DOJ's Chicago Probe Could Expose How We Fail To Punish Bad Cops

Investigators will likely focus on accountability systems that don't hold police accountable.

WASHINGTON -- Justice Department officials hope the broad federal civil rights probe of the Chicago Police Department launched Monday will eventually serve as an example of how other troubled law enforcement agencies can fix problems with investigating and punishing police misconduct.

"There's a lot of places in this country where policing is bad and where intervention is necessary," said Jonathan M. Smith, who until earlier this year ran the small Justice Department unit that investigates civil rights violations by police. But the Civil Rights Division unit didn't -- and doesn't -- have the resources to investigate all the law enforcement agencies with problems. So it tries to pick targets that can serve as examples.

"It's important for the division, with limited resources, to make decisions that are strategic," Smith said. "Reading the tea leaves, my guess is the [Chicago] investigation will very much focus on accountability, which is a huge problem in a lot of jurisdictions."

Demonstrators protest the police shooting death of Laquan McDonald in Chicago on Dec. 7, 2015.
Demonstrators protest the police shooting death of Laquan McDonald in Chicago on Dec. 7, 2015.
Scott Olson/Getty Images

The Chicago investigation follows the November release of a year-old video showing a police officer shooting and killing 17-year-old Laquan McDonald. Cops' initial accounts of the incident conflicted with the evidence of the video. Those differences and the long delay between the October 2014 shooting and the November 2015 charges against Officer Jason Van Dyke -- paired with data showing widespread issues with how Chicago handles citizen complaints against police -- have raised questions about the mechanisms of accountability.

There's a surprising lack of information -- and no national standards -- on how internal affairs offices in law enforcement agencies across the U.S. handle citizen complaints. The Chicago investigation could produce the most comprehensive look at how one of those accountability systems works -- or doesn't.

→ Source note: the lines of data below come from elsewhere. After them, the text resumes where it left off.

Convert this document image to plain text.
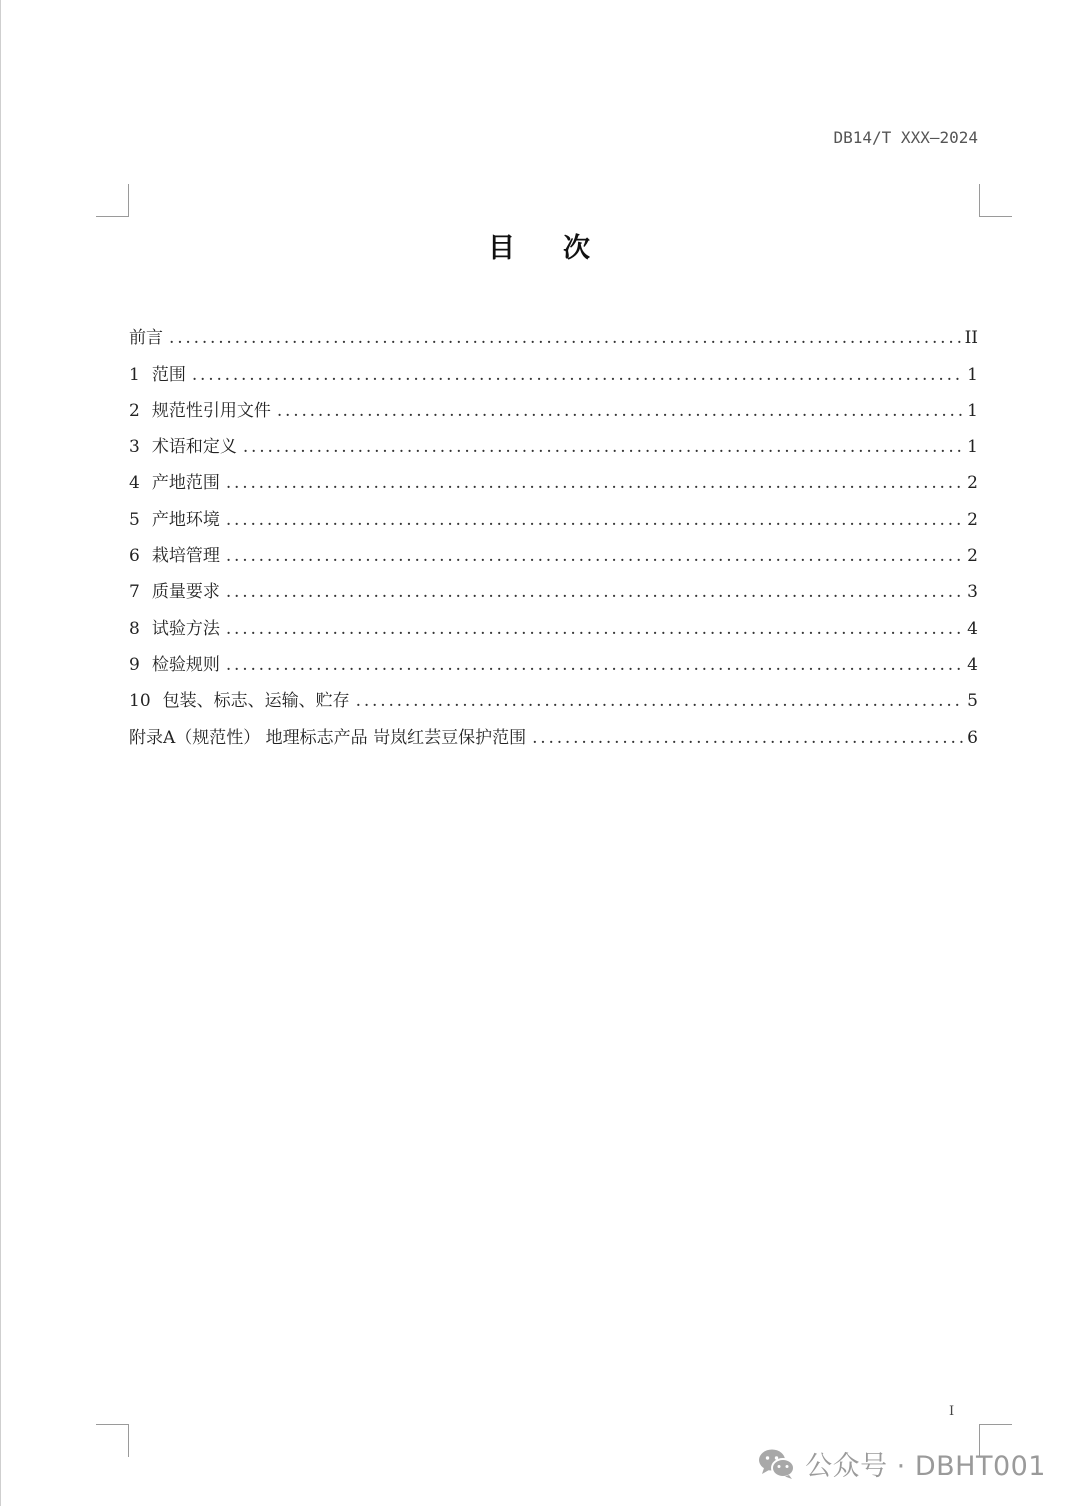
DB14/T XXX—2024
目 次
前言 .....	II
1 范围 .....	1
2 规范性引用文件 .....	1
3 术语和定义 .....	1
4 产地范围 .....	2
5 产地环境 .....	2
6 栽培管理 .....	2
7 质量要求 .....	3
8 试验方法 .....	4
9 检验规则 .....	4
10 包装、标志、运输、贮存 .....	5
附录A（规范性） 地理标志产品 岢岚红芸豆保护范围 .....	6
I
公众号 · DBHT001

Previous Justice Department investigations have highlighted problems like discriminatory policing aimed at minority communities, systemic failure to handle rape cases and patterns of troublesome pedestrian encounters. The recent investigation in Ferguson, Missouri, spotlighted profit-driven policing and an abusive municipal court system.

But like many other recent Justice Department investigations, the Ferguson probe also identified accountability failures, finding the city lacked "any meaningful system for holding officers accountable" for violating the law or department policy. In a Cleveland probe, internal investigators admitted that they conducted inquiries with the "goal of casting the accused officer in the most positive light possible," while another federal report found that internal investigators in Newark, New Jersey, "routinely failed to probe officers' accounts or assess officer credibility."

There is little doubt that Chicago's disciplinary process will now come under Justice Department scrutiny. Recent data collected by the Chicago-based Invisible Institute showed that nearly 96 percent of civilian complaints against the city's police force were not sustained, and roughly 99 percent were not sustained when the complainant was black, though race was not identified in many cases. And Illinois Attorney General Lisa Madigan has specifically asked the Justice Department to look at excessive force and "the lack of accountability for such abuse."

At a press conference Monday, U.S. Attorney General Loretta Lynch said that looking at "how a police department not only tracks but resolves and disciplines" for misuse of force is a "key element" in the type of pattern-or-practice investigation that her department is conducting.

There's a lot unknown. "The standards among internal affairs is just so variable that it's hard to get a handle on it," policing expert Geoffrey Alpert told The Huffington Post earlier this year. "There's some really good internal affairs departments around the country; then there's some really bad ones."

Policing expert Samuel Walker had similarly said there's a "terrible void" of information about how internal affairs units work and that internal affairs officers often have no specialized training and have been pushed into a role they didn't choose.

"Most officers don't want that job. They don't want to have to investigate their fellow officers," Walker told HuffPost. "So in some departments, they more or less get drafted. Now having someone there against his or her will is not a path to professionalism."

Accountability systems are "at the core" of understanding what's happening within a police department and fixing problems, said Smith, the former Justice official. The internal affairs process "should identify not just bad apples, but it should identify broken systems," he added.

"You're never going to have a perfect police department -- people are going to make mistakes. You're going to make mistakes in hiring; you're going to make mistakes in training. An officer is going to make a mistake on the street," Smith said. "The hallmark of a well-functioning institution is that those mistakes are identified and that there are measures taken to address whatever the problem was that led to the mistake."